I thought they actually left out the worst parts in LaMotta's life, probably because it would've been too difficult to sympathise with LaMotta at all.

King Kong
10-27-2011, 02:09 PM
I thought they actually left out the worst parts in LaMotta's life, probably because it would've been too difficult to sympathise with LaMotta at all.
"No...you were worse!" :lol1:

It was De Niro's interest in Jake that eventually persuaded -- and it did require some persuading -- a nonplussed Scorsese to make the film. With the film (against his own expectations) becoming a subject of such accumulative critical celebration and thus a landmark in his career, naturally, Scorsese has warmed to his theme over time and come to be somewhat loquacious on the character of Jake. But he found LaMotta completely impenetrable when making the movie, having been unable to make any sense of his book, relying on De Niro's enthusiasm for the role as his guide to what Jake should be - that he found it difficult even to look past his typical disdain for "sports" (guys who box must be unintelligent, insensitive morons with shallow characters, right?) is telling of the kind of elementary issues he had 'relating' to LaMotta.
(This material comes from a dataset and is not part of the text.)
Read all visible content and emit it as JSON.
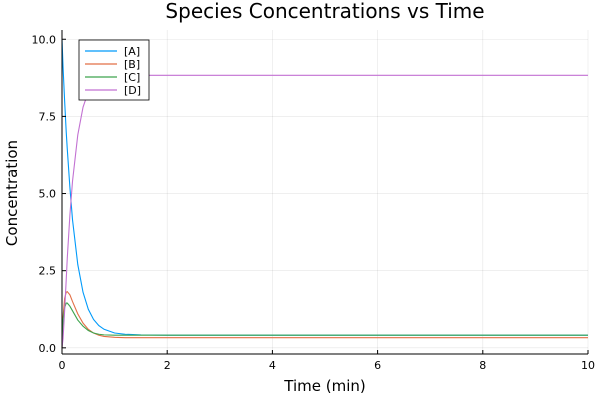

De Niro, on the other hand, was only too infatuated with certain elements of Jake's character and creates a romanticized tough-guy charicature out of them, an image that I guess was appealing to him - yes, De Niro's LaMotta is still a brute, but in a way that is nuanced and appealing to a certain perception of alpha manhood, small matters like rape being unpalatable inconveniences. De Niro even makes Jake a ladykiller (LaMotta's awkwardness with women is utterly absent in his slaying of Vickie in their first meetings).
His influence on the version of LaMotta we're given in the movie, including what got left out and what didn't, shouldn't be underestimated.
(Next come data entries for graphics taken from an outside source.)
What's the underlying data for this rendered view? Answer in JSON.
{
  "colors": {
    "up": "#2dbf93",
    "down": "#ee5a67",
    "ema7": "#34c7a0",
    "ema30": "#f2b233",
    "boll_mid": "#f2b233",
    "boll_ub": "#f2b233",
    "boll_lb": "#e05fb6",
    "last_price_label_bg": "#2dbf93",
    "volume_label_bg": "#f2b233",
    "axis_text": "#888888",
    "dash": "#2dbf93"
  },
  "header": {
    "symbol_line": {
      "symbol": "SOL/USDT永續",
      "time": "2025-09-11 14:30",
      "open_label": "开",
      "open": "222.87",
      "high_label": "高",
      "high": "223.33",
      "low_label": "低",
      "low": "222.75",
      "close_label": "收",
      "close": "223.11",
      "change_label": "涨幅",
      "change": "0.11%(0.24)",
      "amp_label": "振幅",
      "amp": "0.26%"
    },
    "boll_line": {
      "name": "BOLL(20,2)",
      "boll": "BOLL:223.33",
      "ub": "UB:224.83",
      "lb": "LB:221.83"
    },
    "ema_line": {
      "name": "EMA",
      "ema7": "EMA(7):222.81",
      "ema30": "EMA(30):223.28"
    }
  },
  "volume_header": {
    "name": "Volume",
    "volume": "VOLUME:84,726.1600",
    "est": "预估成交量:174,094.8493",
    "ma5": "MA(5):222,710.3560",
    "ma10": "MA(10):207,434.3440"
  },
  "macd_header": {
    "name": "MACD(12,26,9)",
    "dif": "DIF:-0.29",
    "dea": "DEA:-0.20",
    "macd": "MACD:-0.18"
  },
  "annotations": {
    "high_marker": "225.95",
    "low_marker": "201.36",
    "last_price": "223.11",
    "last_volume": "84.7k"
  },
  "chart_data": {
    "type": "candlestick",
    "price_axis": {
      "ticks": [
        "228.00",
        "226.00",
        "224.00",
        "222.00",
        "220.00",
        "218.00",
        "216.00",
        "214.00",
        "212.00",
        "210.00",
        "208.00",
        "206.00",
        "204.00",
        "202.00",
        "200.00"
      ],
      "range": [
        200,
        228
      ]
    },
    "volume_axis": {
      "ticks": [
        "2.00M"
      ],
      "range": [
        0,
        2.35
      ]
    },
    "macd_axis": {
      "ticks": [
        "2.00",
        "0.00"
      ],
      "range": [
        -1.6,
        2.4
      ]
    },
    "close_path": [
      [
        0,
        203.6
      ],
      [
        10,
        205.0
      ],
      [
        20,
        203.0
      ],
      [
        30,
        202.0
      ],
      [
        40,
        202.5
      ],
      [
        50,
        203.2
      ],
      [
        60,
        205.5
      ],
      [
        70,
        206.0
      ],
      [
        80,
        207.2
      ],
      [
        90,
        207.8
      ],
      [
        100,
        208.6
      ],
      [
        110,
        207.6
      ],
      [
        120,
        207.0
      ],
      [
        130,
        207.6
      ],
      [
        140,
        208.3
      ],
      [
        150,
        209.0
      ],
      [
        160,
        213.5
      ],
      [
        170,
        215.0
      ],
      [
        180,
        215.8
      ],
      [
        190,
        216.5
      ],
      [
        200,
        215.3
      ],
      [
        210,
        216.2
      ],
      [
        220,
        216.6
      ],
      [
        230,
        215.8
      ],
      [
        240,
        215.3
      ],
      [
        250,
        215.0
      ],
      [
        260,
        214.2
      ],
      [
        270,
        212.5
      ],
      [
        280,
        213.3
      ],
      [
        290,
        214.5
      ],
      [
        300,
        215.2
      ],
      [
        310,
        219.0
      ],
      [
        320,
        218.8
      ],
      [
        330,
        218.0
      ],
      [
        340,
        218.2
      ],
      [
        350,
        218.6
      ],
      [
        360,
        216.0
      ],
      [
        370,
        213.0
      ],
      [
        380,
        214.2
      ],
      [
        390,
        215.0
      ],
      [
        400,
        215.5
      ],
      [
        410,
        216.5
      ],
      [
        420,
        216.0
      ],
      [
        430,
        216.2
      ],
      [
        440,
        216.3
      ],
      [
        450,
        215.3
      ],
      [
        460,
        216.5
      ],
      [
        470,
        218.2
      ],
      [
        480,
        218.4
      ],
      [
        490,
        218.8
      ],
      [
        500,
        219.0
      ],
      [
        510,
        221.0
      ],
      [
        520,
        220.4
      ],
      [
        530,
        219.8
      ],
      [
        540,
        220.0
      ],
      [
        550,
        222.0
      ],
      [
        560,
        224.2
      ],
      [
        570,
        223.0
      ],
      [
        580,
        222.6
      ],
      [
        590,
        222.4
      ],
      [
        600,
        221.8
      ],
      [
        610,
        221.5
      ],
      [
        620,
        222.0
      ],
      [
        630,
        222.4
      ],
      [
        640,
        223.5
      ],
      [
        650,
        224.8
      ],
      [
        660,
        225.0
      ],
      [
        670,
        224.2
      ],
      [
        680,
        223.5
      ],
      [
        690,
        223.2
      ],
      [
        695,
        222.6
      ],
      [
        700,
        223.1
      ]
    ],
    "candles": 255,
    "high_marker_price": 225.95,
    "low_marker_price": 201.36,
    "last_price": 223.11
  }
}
When I say sympathy/empathy, I'm referring more to Scorsese's relationship to his subject (although that, to some degree, informs audience reaction), the necessary ability of a director to think in more than one mind, which seems to have been impaired here.
Reading the book, even with the rape account, the image you're left with of LaMotta isn't a soulless one. While it might seem paradoxical, I think leaving some of those really ugly things in would (depending on the treatment) have given the film some of the kind of viscerality and catharsis that produces real audience empathy (the film picks up at a point years after the near-murder of Harry Gordon, so obviously not every event in the book could've been included without making a very long movie covering almost 50 years).
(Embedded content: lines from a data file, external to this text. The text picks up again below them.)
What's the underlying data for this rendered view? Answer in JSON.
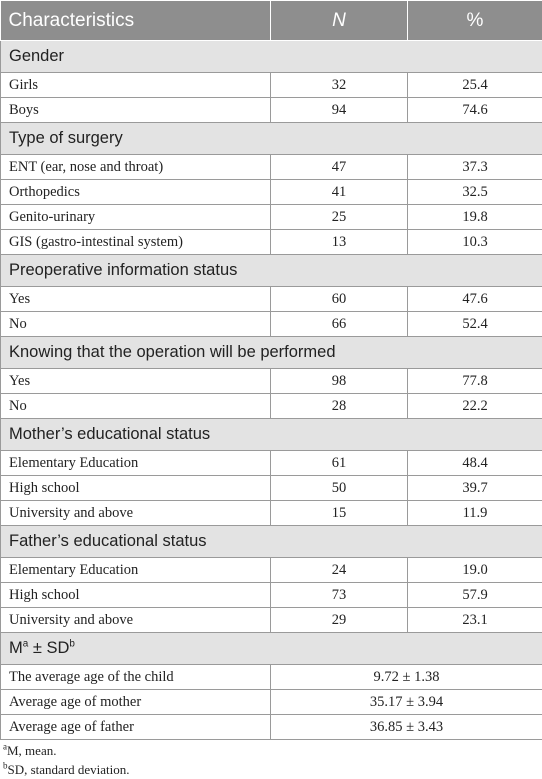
{
  "header": {
    "col1": "Characteristics",
    "col2": "N",
    "col3": "%"
  },
  "gender": {
    "title": "Gender",
    "rows": [
      {
        "label": "Girls",
        "n": "32",
        "pct": "25.4"
      },
      {
        "label": "Boys",
        "n": "94",
        "pct": "74.6"
      }
    ]
  },
  "surgery": {
    "title": "Type of surgery",
    "rows": [
      {
        "label": "ENT (ear, nose and throat)",
        "n": "47",
        "pct": "37.3"
      },
      {
        "label": "Orthopedics",
        "n": "41",
        "pct": "32.5"
      },
      {
        "label": "Genito-urinary",
        "n": "25",
        "pct": "19.8"
      },
      {
        "label": "GIS (gastro-intestinal system)",
        "n": "13",
        "pct": "10.3"
      }
    ]
  },
  "preop": {
    "title": "Preoperative information status",
    "rows": [
      {
        "label": "Yes",
        "n": "60",
        "pct": "47.6"
      },
      {
        "label": "No",
        "n": "66",
        "pct": "52.4"
      }
    ]
  },
  "knowing": {
    "title": "Knowing that the operation will be performed",
    "rows": [
      {
        "label": "Yes",
        "n": "98",
        "pct": "77.8"
      },
      {
        "label": "No",
        "n": "28",
        "pct": "22.2"
      }
    ]
  },
  "mother": {
    "title": "Mother’s educational status",
    "rows": [
      {
        "label": "Elementary Education",
        "n": "61",
        "pct": "48.4"
      },
      {
        "label": "High school",
        "n": "50",
        "pct": "39.7"
      },
      {
        "label": "University and above",
        "n": "15",
        "pct": "11.9"
      }
    ]
  },
  "father": {
    "title": "Father’s educational status",
    "rows": [
      {
        "label": "Elementary Education",
        "n": "24",
        "pct": "19.0"
      },
      {
        "label": "High school",
        "n": "73",
        "pct": "57.9"
      },
      {
        "label": "University and above",
        "n": "29",
        "pct": "23.1"
      }
    ]
  },
  "msd": {
    "title_m": "M",
    "title_sup_a": "a",
    "title_mid": " ± SD",
    "title_sup_b": "b",
    "rows": [
      {
        "label": "The average age of the child",
        "value": "9.72 ± 1.38"
      },
      {
        "label": "Average age of mother",
        "value": "35.17 ± 3.94"
      },
      {
        "label": "Average age of father",
        "value": "36.85 ± 3.43"
      }
    ]
  },
  "notes": {
    "a_sup": "a",
    "a_text": "M, mean.",
    "b_sup": "b",
    "b_text": "SD, standard deviation."
  }
}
All you see of LaMotta for most of the movie is just a charicature, albeit replete with plausible aggression and violence, but with little insight into the man. De Niro's dedication to method in the second part of the movie and the facility with which he assimilates the surface mannerisms and affectations of broke-down "showman" period Jake are superficially impressive. In this contrast from the first part, we finally get some nuance, some glimpse into Jake, but too little and too late. The stunted portrayal of younger Jake means there's nothing, no emotional investment, to be parlayed into something greatly affecting by the second part, anyway.


That's a small expansion on my complaints about the film, anyway.


For De Niro, I'll take his John Civello, Rupert Pupkin, Travis Bickle, Jimmy Doyle, Sam Rothstein and Max Cady over his LaMotta all day. And that's not even mentioning his roles outside the relationship with Scorsese (Michael Vronsky etc.).


Sorry to take it into a discussion more about movies than boxing, but this one's a bugbear of mine, so the thread is an opportunity to vent. :lol1:

Thread Stealer
11-02-2011, 04:51 PM
I actually enjoyed reading that movie review/discussion.

It sure beats reading how Roger Ebert gave Gigli the same rating as The Godfather Part II.